I wanted to make sure there is no confusion surrounding Muscle Confusion in your mind.
The concept of Muscle Confusion is that you need to change your workouts every once in a while in order to prevent your body and muscles from adapting to your workouts. The idea is that if your muscles grow accustomed to your workouts that you will plateau, meaning stop getting results.
Muscles Are Brainless
Let me say flat out that muscles can’t be confused, tricked, dazzled, and so on. Muscles are brainless. It is just tissue made up of protein. To get consistent results you need to continually challenge the muscles by overloading them: putting enough strain on them to tear them during the workout in a way which will cause them to grow during your recuperation period following the workout (generally 1 – 2 days).

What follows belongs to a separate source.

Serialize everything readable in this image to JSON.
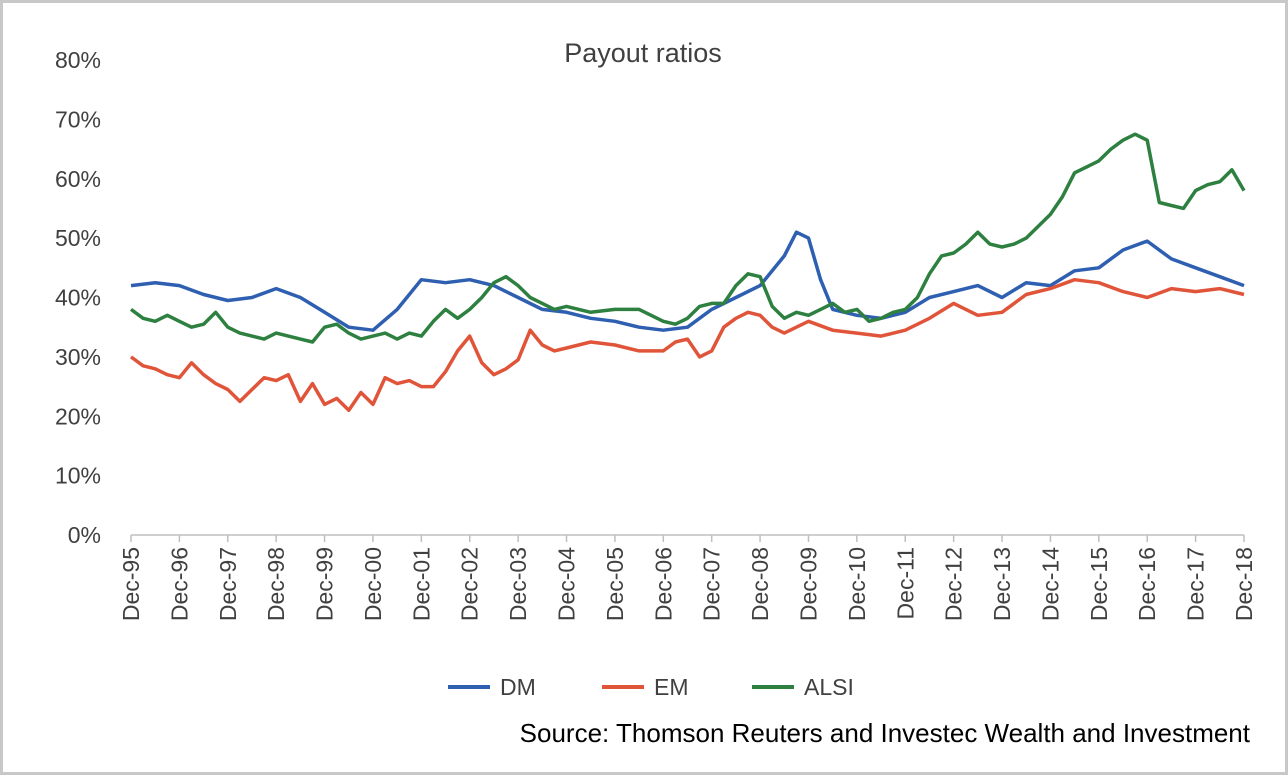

Therefore, it is of little matter to the muscle whether you’re doing push-ups or chest presses or any other workout as long as it’s hard and challenging.
Therefore, there is no such thing as Muscle Confusion. It’s basically a mythical term. However, it is not a useless term.
Mixing things Up can Be Good
As long as you don’t really believe that muscles can be confused, mixing things up in your workouts can indeed be beneficial since it’s a great way to challenge your body in new forms and make it harder for your muscles.
Here are Some things you can change:
- Number of sets
- Increase Weight
- Number of repetitions
- Type of exercises
- Exercise order
- Length of rest periods between workouts
Any of these can help you push your muscles to new extremes and get better results. Naturally, you shouldn’t make these changes every workout. Take at least a month before making drastic changes to your workout.